The idea of the festival belongs to the group of critics, who in 1953 though of organizing a big film festival in Great Britain. Their festival was to be alike such renowned festivals, as in Cannes, Venice and Edinburgh. The festival would give the audience an opportunity to watch the films, that had never been screened in British cinemas.
However, their idea wasn’t realized till 1956, when the very first BFI London Film Festival was held. The festival was running from October 16 till 26, and its program wasn’t very rich. Only 15-20 films were screened that year, but the names of their directors were already known to the audience: Akira Kurosawa, Andrzej Wajda, Luchino Visconti, Yasujirō Ozu.

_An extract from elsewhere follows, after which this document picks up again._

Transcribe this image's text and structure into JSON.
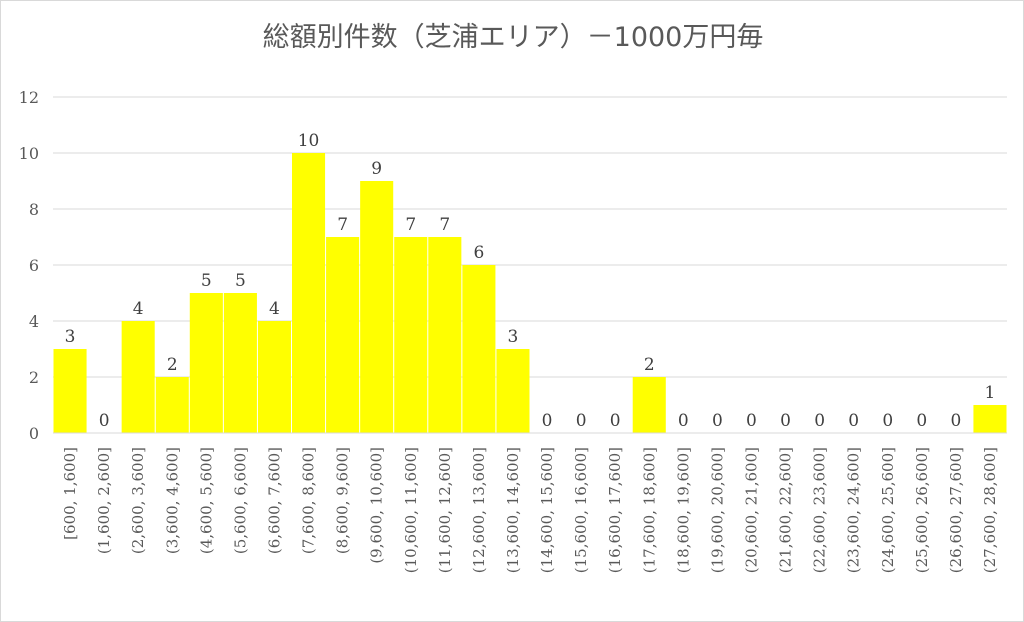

The current program of the festival is richer than it was in the beginning. Nowadays the audience is presented with over 300 films, including shorts and documentary, from around 50 countries. The highly anticipated films, that have never been screened in Great Britain, and the films by young directors are preferred. Also restored filmed are frequently screened.
The BFI London Film Festival has a competitive part, and its main award is the Sutherland Trophy. It was created in 1958 and named after the British Film Institute’s patron George Sutherland-Leveson-Gower, 5th Duke of Sutherland. The trophy was awarded to such prominent directors as Bernardo Bertolucci, Rainer Werner Fassbinder, Jean-Luc Godard and Michelangelo Antonioni.
The other awards are also presented during the festival. For instance, the Grierson Award, that is given for the best documentary, Best British Newcomer Award (given to directors, producers and screenwriters), BFI Fellowship and other awards, that are given to different organizations.